Walker continued, “At the end of the day, we’re all human!”

As a tenured leader, there are years of hard work, relationships built and passion for the company – it’s never easy to say, “goodbye,” but it is a critical and necessary step to “exit left.” In doing so, this is a positive step forward, showing employees that the new leader is indeed ready to take on the day-to-day operations and responsibilities of the role.

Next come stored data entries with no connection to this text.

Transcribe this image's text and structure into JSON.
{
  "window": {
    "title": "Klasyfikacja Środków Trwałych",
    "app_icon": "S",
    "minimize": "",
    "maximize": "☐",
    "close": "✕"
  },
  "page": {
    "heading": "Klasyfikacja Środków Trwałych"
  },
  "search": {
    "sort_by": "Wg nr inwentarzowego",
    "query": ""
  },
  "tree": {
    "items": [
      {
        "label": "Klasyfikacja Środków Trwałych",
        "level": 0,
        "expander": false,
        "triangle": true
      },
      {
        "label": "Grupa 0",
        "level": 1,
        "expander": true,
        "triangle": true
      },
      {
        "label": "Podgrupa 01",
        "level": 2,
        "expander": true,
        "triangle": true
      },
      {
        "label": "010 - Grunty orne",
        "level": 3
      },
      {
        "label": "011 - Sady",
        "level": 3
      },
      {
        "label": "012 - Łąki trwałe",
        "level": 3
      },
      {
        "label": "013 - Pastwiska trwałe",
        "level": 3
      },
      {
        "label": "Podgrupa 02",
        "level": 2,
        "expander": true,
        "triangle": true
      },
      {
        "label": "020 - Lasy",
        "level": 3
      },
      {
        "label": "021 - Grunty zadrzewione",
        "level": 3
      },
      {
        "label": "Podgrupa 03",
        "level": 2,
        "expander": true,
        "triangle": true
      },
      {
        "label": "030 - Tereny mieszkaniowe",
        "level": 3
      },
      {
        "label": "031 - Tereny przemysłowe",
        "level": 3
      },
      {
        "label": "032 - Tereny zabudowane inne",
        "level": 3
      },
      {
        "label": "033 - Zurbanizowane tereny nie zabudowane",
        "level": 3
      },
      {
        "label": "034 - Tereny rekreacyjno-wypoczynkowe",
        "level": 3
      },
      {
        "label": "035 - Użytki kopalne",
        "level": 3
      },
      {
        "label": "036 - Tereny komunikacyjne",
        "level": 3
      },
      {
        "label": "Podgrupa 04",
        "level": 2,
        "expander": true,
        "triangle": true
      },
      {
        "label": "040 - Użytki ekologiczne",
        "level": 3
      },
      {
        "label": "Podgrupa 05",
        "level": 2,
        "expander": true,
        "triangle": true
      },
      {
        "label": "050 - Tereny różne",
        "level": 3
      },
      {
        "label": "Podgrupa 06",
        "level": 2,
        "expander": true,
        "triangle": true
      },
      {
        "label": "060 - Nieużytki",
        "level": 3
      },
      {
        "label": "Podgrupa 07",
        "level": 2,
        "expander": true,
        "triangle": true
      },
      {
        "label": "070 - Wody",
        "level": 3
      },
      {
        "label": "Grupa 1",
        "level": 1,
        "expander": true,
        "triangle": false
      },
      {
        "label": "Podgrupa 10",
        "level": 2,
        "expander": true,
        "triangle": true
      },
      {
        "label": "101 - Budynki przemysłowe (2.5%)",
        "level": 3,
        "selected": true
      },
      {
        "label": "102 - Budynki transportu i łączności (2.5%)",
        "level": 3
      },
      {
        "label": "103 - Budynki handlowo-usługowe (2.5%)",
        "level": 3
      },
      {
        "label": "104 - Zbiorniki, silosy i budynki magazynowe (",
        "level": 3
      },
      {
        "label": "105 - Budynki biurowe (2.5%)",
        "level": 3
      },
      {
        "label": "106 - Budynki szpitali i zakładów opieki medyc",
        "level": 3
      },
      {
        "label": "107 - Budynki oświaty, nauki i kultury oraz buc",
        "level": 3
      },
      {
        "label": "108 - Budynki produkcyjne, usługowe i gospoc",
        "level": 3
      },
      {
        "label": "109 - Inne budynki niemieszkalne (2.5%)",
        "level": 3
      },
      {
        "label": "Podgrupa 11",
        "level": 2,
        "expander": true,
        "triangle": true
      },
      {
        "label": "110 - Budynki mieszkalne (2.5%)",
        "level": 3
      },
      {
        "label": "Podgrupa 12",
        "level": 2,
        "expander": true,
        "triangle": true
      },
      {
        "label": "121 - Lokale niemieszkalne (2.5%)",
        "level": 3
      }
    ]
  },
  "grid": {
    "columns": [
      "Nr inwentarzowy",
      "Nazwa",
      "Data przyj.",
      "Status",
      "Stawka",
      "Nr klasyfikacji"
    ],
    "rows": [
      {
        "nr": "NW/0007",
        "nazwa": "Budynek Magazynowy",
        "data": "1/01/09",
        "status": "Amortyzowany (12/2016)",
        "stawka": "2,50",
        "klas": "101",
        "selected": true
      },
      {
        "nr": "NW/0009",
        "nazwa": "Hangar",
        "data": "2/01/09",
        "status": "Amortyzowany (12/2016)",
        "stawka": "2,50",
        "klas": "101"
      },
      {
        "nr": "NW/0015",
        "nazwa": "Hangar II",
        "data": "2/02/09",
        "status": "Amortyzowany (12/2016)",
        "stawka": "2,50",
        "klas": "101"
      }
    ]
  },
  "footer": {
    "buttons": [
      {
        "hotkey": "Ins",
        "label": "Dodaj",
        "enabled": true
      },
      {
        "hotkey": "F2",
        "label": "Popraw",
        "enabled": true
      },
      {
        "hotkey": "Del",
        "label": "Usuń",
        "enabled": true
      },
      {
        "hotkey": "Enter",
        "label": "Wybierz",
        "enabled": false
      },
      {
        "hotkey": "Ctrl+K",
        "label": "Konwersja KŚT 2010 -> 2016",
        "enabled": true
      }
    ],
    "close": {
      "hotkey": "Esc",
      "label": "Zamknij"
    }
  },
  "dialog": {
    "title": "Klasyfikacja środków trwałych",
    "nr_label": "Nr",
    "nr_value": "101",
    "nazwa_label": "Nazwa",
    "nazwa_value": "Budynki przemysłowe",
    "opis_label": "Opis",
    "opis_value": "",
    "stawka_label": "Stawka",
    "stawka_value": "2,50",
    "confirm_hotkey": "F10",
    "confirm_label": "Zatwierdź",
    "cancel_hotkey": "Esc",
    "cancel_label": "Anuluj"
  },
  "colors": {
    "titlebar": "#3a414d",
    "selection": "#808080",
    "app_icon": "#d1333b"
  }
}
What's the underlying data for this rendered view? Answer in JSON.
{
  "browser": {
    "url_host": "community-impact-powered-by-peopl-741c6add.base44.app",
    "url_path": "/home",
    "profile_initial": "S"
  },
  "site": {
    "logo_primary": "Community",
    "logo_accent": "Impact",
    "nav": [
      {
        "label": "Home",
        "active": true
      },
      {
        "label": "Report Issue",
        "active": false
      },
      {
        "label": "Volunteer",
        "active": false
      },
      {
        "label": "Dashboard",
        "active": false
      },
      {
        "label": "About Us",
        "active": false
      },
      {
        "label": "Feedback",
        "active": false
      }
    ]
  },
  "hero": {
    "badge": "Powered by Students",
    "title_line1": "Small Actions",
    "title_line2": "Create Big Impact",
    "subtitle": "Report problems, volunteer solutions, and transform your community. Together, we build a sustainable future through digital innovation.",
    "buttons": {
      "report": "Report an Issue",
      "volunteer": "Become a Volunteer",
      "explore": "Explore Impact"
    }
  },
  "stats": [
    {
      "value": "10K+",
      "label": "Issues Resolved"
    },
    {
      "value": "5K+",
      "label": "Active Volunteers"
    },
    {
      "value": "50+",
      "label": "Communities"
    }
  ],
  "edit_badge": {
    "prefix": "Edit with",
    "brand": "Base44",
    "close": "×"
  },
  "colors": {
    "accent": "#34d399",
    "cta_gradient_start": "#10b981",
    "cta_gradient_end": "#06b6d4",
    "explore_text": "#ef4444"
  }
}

On the contrary, in post-transition, Walker mentioned that succession plan success doesn’t mention to just leave and never look back. Rather, the predecessor should remain available to help ease the new leader into the position. Walker said, “If there’s a special holiday celebration, company picnic, etc., show up! Be present at the special events.”

The Time Is Now
In closing, whether an executive or in a leadership position, now is the time to begin developing a succession plan or finetuning it to meet the expected outcome of the role. The succession planning process takes years and must be met with intention and strategic direction. The next generation of leaders is looming front and center, ready to be trained, coached and mentored to ultimately one day lead the company into future endeavors of smashing goals and successfully meeting or exceeding the bottom line.